Why am I telling you this story? Because health equity is not exclusive to socioeconomic, race, or ethnic factors. Rural Americans are a population group that experience significant health disparities. According to research by the Appalachian Regional Commission (ARC), the Robert Wood Johnson Foundation (RWJF), and the Foundation for a Healthy Kentucky, Appalachia has higher mortality rates than the nation in seven of America’s leading causes of death, including heart disease, cancer, chronic obstructive pulmonary disease (COPD), injury, stroke, diabetes, and suicide. To make matters worse this region has lower supplies of health care professionals per 100,000 population when compared with the nation. The data also confirms that the health gap is growing.
Although a lot of people have moved out of this beautiful geographic area, that’s not a practical solution. It may be making matters worse. To successfully reach this underserved population, stereotypes need to be replaced with an understanding of the history, cultural values, beliefs, and communication issues. Improved communication and interactions would go a long way towards improving health outcomes.

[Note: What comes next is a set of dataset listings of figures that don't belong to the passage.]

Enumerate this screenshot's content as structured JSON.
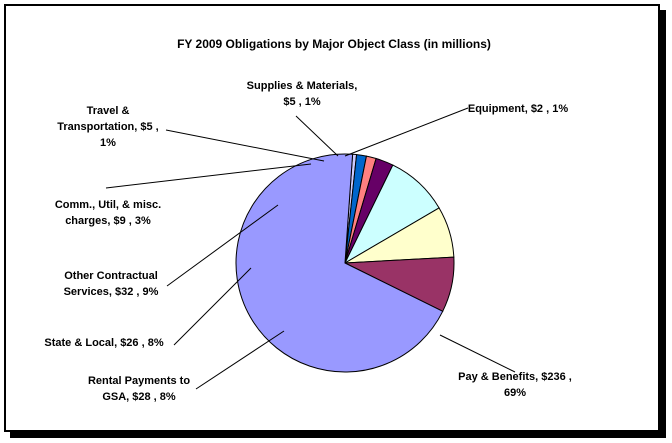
{
  "chart_data": {
    "type": "pie",
    "title": "FY 2009 Obligations by Major Object Class (in millions)",
    "slices": [
      {
        "label": "Pay & Benefits",
        "value": 236,
        "percent": "69%",
        "display": [
          "Pay & Benefits, $236 ,",
          "69%"
        ],
        "color": "#9999ff"
      },
      {
        "label": "Rental Payments to GSA",
        "value": 28,
        "percent": "8%",
        "display": [
          "Rental Payments to",
          "GSA, $28 , 8%"
        ],
        "color": "#993366"
      },
      {
        "label": "State & Local",
        "value": 26,
        "percent": "8%",
        "display": [
          "State & Local, $26 , 8%"
        ],
        "color": "#ffffcc"
      },
      {
        "label": "Other Contractual Services",
        "value": 32,
        "percent": "9%",
        "display": [
          "Other Contractual",
          "Services, $32 , 9%"
        ],
        "color": "#ccffff"
      },
      {
        "label": "Comm., Util, & misc. charges",
        "value": 9,
        "percent": "3%",
        "display": [
          "Comm., Util, & misc.",
          "charges, $9 , 3%"
        ],
        "color": "#660066"
      },
      {
        "label": "Travel & Transportation",
        "value": 5,
        "percent": "1%",
        "display": [
          "Travel &",
          "Transportation, $5 ,",
          "1%"
        ],
        "color": "#ff8080"
      },
      {
        "label": "Supplies & Materials",
        "value": 5,
        "percent": "1%",
        "display": [
          "Supplies & Materials,",
          "$5 , 1%"
        ],
        "color": "#0066cc"
      },
      {
        "label": "Equipment",
        "value": 2,
        "percent": "1%",
        "display": [
          "Equipment, $2 , 1%"
        ],
        "color": "#ccccff"
      }
    ],
    "legend": "none",
    "start_angle_deg": 0,
    "direction": "clockwise"
  }
}
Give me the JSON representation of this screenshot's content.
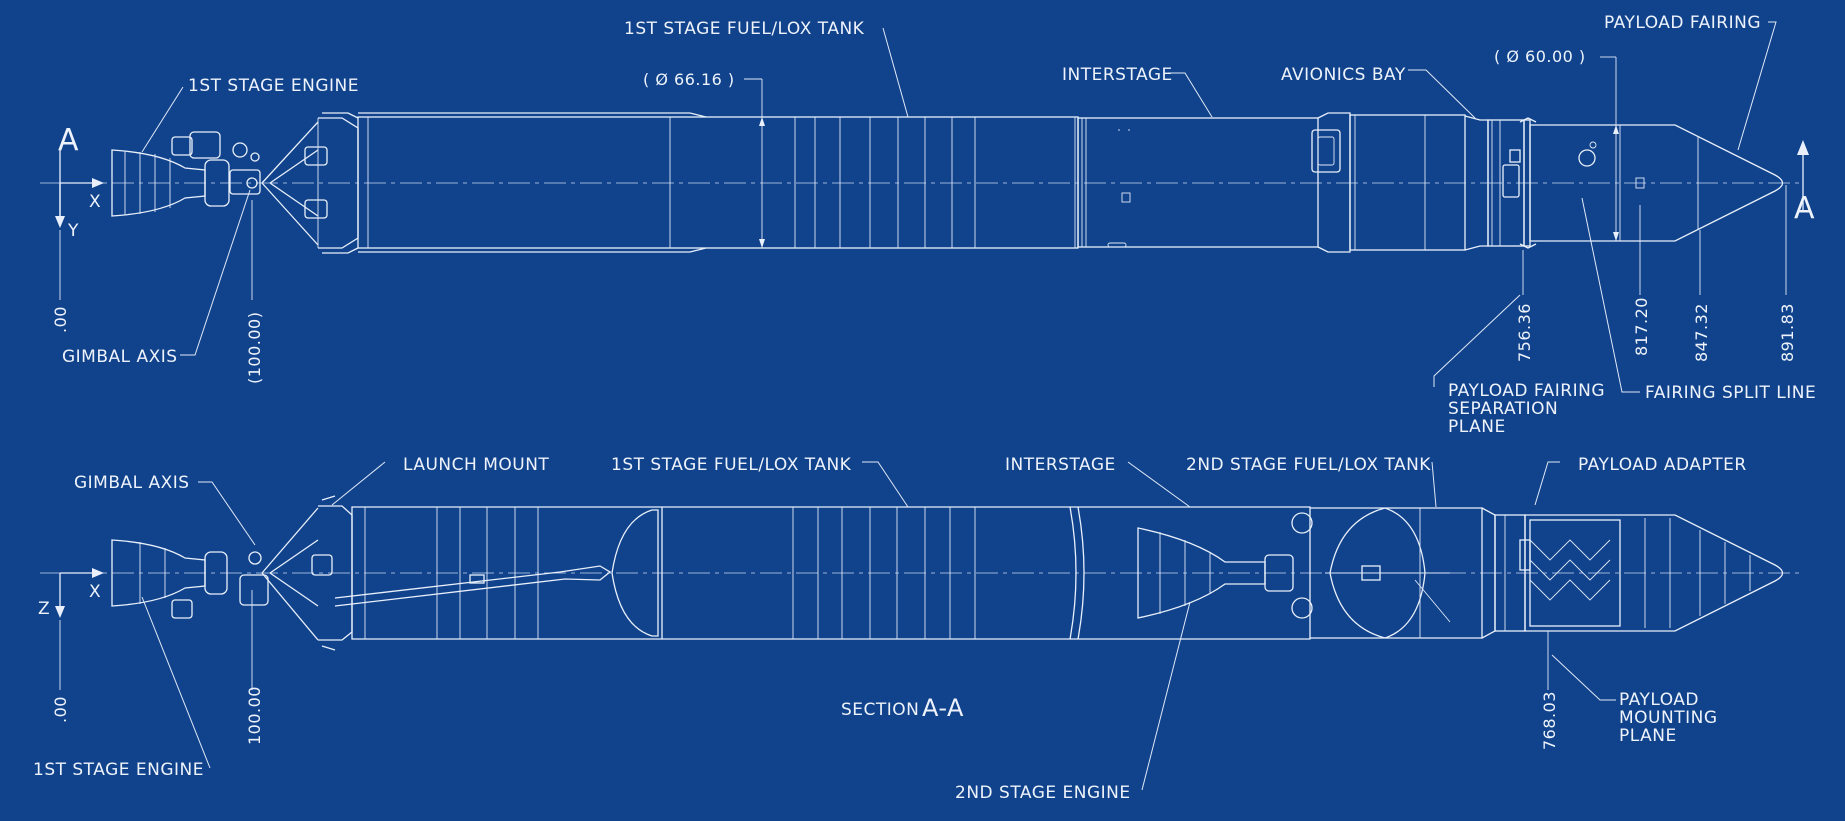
{
  "top_view": {
    "view_letter_left": "A",
    "view_letter_right": "A",
    "axis_x": "X",
    "axis_y": "Y",
    "labels": {
      "first_stage_engine": "1ST STAGE ENGINE",
      "first_stage_tank": "1ST STAGE FUEL/LOX TANK",
      "interstage": "INTERSTAGE",
      "avionics_bay": "AVIONICS BAY",
      "payload_fairing": "PAYLOAD FAIRING",
      "gimbal_axis": "GIMBAL AXIS",
      "fairing_sep_1": "PAYLOAD FAIRING",
      "fairing_sep_2": "SEPARATION",
      "fairing_sep_3": "PLANE",
      "fairing_split": "FAIRING SPLIT LINE"
    },
    "diameters": {
      "tank": "( Ø 66.16 )",
      "fairing": "( Ø 60.00 )"
    },
    "dimensions": {
      "origin": ".00",
      "gimbal": "(100.00)",
      "sep_plane": "756.36",
      "d1": "817.20",
      "d2": "847.32",
      "tip": "891.83"
    }
  },
  "section_view": {
    "title_prefix": "SECTION",
    "title_letters": "A-A",
    "axis_x": "X",
    "axis_z": "Z",
    "labels": {
      "gimbal_axis": "GIMBAL AXIS",
      "launch_mount": "LAUNCH MOUNT",
      "first_stage_tank": "1ST STAGE FUEL/LOX TANK",
      "interstage": "INTERSTAGE",
      "second_stage_tank": "2ND STAGE FUEL/LOX TANK",
      "payload_adapter": "PAYLOAD ADAPTER",
      "first_stage_engine": "1ST STAGE ENGINE",
      "second_stage_engine": "2ND STAGE ENGINE",
      "payload_mount_1": "PAYLOAD",
      "payload_mount_2": "MOUNTING",
      "payload_mount_3": "PLANE"
    },
    "dimensions": {
      "origin": ".00",
      "gimbal": "100.00",
      "mount_plane": "768.03"
    }
  },
  "colors": {
    "background": "#11438c",
    "linework": "#e9f0fb"
  }
}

Going a step further, programs like Successfully Training and Educating Pre-medical Students (STEPS)provide support such as physician shadowing, mock interviews, and MCAT practice exams for regional students applying to medical school. 88% of participants have been accepted into medical school and the program is growing throughout Kentucky.
As CMS ramps up their focus on health equity, we must include America’s forgotten people. Culturally competent providers, improving high-speed internet access, community workers, and innovative financial reimbursement models are all keys to improving health disparities in Appalachia and the nation’s other rural communities.